J. R. : L’encre de Chine résiste à la chaleur ?

SVH. : Non. En fait, je la mets après. Sinon, elle brûlerait. Elle entre dans les fissures, et ensuite elle se fixe, plus rien ne bouge.

 

J. R. : Pourquoi le besoin de l’encre ?

SVH. : Avant je faisais du raku qui faisait bien ressortir les craquelures. Mais j’ai voulu trouver un autre procédé, plus simple peut-être, et que finalement j’aime bien !

Un mot encore sur ma définition des « amours réfractaires » : je crois que nous ne nous sommes pas comprises sur le sens du mot « réfractaire». Pour moi, quelque chose de réfractaire, c’est de la terre qui résiste à n’importe quel choc thermique.
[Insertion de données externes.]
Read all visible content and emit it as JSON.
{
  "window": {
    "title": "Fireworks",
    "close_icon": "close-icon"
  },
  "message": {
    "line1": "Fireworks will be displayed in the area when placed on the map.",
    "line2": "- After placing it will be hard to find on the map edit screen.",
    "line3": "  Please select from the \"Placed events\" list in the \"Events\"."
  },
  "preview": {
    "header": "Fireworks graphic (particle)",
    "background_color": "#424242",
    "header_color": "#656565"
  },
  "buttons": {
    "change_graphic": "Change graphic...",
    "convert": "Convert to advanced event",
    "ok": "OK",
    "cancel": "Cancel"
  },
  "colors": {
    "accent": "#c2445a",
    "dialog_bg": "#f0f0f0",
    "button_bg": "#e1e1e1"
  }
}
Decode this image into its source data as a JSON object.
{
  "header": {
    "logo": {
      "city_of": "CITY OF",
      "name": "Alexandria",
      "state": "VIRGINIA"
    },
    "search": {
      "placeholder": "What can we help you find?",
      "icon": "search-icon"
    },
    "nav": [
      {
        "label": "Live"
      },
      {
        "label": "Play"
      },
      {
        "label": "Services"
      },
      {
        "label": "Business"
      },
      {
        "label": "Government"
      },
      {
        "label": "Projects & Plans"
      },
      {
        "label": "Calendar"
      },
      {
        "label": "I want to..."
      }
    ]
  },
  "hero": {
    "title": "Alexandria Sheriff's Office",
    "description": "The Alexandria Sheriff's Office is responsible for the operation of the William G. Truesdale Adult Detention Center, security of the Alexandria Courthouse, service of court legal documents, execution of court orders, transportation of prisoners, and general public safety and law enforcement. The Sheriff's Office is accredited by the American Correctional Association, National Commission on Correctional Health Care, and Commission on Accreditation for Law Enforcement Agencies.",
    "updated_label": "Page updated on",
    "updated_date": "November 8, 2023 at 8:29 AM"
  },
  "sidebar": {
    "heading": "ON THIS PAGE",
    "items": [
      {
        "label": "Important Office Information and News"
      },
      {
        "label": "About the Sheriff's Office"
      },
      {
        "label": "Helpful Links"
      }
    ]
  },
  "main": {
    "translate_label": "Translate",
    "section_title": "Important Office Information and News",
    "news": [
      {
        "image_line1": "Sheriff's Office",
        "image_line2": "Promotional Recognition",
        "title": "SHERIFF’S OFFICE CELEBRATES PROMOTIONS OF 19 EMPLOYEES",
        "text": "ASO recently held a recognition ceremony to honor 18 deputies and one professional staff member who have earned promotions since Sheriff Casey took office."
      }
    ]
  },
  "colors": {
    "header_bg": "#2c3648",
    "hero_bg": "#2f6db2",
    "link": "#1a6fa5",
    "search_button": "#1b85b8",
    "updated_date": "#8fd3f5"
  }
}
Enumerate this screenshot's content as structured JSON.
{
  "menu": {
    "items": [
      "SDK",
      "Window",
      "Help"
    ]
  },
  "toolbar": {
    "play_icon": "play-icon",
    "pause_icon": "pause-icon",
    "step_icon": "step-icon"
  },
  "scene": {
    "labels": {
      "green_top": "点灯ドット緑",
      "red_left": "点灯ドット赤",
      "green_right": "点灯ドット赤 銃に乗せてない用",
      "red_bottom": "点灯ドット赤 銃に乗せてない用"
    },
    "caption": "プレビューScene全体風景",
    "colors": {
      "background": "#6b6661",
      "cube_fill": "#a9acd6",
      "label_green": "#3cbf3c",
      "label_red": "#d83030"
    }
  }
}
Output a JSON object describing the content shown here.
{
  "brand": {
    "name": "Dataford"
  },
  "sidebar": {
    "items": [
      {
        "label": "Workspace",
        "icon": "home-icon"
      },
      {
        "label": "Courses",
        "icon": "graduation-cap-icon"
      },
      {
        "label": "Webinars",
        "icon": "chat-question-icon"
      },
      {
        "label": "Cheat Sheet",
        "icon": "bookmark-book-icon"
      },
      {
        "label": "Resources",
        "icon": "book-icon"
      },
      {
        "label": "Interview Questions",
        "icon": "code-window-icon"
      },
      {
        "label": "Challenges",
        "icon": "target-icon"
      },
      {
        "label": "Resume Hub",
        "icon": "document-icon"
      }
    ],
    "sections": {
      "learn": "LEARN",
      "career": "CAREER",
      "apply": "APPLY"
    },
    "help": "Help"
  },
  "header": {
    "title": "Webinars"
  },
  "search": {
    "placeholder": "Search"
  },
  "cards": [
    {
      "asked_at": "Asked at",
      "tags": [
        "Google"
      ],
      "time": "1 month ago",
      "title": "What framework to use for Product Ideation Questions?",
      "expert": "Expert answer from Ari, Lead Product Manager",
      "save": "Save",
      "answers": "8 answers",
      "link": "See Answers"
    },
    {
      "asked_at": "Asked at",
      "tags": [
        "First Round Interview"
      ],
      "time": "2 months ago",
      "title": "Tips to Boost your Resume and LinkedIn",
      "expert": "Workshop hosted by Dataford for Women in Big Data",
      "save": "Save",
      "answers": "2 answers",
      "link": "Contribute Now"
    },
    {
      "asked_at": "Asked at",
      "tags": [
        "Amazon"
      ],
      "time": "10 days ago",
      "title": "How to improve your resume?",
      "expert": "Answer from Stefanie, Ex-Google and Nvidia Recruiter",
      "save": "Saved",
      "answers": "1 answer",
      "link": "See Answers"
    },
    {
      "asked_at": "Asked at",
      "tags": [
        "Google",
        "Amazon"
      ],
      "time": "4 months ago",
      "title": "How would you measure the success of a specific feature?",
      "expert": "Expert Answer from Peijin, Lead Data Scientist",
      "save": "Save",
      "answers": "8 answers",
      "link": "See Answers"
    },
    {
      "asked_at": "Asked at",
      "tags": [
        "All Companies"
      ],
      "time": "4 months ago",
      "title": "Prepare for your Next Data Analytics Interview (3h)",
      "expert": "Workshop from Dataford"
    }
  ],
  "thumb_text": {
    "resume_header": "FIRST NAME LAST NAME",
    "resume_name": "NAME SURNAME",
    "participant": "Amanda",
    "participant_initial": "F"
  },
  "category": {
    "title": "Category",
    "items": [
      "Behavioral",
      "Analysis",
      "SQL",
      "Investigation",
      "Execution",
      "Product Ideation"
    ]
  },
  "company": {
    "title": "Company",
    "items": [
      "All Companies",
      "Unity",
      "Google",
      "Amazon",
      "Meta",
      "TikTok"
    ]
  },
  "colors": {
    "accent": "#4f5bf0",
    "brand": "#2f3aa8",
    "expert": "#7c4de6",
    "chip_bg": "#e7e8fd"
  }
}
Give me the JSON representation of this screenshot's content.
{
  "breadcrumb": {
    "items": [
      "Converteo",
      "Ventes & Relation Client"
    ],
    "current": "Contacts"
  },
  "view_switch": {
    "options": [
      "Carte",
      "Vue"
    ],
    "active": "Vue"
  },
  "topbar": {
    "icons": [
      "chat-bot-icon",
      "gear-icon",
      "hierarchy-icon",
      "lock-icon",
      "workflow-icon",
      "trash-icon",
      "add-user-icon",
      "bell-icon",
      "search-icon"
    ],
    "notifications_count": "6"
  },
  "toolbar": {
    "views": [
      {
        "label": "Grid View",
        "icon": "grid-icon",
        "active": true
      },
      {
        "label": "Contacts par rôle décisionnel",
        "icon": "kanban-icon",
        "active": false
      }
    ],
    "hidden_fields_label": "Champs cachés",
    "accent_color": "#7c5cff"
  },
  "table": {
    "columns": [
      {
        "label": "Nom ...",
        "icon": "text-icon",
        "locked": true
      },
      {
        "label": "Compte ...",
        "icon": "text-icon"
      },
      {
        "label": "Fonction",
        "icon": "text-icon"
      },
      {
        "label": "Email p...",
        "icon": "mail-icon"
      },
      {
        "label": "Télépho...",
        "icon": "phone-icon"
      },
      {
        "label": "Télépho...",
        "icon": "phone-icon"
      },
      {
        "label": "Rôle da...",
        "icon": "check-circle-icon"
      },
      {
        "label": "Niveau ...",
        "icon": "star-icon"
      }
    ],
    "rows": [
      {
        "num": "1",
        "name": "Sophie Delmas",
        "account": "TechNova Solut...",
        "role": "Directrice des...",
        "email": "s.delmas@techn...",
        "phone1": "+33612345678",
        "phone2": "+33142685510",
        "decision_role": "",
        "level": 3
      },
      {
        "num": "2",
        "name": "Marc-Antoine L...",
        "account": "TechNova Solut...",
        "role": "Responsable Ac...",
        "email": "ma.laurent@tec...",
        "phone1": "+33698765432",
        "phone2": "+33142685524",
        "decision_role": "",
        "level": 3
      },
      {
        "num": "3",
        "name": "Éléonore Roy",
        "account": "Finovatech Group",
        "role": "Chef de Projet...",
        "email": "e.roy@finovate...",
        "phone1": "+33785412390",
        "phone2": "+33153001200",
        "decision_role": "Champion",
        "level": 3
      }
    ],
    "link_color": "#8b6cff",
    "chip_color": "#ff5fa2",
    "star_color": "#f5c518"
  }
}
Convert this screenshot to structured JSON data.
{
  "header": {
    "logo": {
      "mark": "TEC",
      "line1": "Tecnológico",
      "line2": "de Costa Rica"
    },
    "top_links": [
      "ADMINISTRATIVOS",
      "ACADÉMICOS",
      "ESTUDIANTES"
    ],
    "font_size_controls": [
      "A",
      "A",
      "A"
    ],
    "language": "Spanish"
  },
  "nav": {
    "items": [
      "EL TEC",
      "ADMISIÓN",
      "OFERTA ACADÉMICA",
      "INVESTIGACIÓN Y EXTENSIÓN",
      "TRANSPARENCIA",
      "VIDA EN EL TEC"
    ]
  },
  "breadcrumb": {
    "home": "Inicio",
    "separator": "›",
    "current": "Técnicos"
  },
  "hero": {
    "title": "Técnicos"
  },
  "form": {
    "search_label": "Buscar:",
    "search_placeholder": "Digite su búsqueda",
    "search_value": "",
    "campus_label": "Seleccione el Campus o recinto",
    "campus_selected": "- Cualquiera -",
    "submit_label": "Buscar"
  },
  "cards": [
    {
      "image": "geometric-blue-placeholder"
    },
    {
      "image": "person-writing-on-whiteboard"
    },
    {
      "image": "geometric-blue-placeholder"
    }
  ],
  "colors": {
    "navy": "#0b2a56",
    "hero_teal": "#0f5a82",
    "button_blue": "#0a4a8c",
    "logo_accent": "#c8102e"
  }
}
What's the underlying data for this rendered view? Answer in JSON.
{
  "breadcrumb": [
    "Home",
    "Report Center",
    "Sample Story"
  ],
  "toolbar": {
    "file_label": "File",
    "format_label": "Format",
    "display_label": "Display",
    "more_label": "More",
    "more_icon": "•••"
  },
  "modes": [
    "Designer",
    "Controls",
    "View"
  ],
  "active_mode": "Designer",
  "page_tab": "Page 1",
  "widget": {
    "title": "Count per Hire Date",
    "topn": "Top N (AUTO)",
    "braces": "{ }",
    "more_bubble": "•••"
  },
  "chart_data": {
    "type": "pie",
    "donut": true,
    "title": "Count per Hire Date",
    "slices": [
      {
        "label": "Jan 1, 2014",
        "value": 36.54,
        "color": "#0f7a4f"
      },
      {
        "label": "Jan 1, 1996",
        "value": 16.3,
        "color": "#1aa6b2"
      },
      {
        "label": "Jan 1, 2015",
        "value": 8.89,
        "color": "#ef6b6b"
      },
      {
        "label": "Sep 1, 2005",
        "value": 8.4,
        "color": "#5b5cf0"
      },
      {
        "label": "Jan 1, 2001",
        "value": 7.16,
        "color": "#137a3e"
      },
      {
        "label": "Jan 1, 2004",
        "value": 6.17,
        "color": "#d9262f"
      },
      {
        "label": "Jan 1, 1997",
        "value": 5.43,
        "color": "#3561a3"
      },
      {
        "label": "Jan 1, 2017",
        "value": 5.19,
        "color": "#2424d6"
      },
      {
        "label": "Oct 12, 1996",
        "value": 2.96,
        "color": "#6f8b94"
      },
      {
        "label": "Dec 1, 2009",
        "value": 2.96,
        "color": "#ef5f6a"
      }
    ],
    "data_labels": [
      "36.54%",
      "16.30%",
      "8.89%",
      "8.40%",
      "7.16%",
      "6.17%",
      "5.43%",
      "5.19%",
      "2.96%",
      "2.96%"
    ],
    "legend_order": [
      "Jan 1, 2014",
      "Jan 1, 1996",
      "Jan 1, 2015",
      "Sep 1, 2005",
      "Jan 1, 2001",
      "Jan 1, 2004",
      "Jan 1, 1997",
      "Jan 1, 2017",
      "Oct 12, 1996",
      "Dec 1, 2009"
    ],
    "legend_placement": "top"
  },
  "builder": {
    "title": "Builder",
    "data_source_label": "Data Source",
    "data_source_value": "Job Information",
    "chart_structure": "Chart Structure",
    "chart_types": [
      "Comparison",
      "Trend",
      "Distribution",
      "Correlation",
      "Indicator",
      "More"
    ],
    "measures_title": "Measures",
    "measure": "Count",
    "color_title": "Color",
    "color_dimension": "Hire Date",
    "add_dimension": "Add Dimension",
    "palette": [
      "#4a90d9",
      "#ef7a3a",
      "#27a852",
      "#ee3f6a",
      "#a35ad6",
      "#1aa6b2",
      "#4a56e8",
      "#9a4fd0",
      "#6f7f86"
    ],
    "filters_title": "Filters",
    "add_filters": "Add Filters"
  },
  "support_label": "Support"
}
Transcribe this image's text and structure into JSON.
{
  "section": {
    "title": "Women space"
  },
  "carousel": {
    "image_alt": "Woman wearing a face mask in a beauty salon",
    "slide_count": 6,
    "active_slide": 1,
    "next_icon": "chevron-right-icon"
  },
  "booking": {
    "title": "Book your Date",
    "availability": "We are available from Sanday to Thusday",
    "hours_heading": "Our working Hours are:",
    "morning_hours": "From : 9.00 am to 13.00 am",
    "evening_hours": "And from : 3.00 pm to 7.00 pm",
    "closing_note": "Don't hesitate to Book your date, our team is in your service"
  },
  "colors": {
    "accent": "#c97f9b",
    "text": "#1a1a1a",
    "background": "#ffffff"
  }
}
Il s’agit donc de l’ « amour solide ».

 

J. R. : Parler d’une personne réfractaire implique qu’elle résiste, qu’elle n’est pas enthousiaste. La terre réfractaire est en effet très résistante. Vous faites donc un déplacement du mot. Vous dites que, volontairement vous faites apparaître une cassure entre les deux êtres (alors que pour moi, elle devient de l’osmose). Et vous affirmez que, malgré la cassure, ils résistent à toute séparation ?

SVH. : Voilà. Ils sont unis.

 

J. R. : Pour le meilleur et pour le pire, en somme ?

SVH. : Tout à fait !

 

Cet entretien a été réalisé au festival CERAMIQUES INSOLITES 2005 DE SAINT-GALMIER.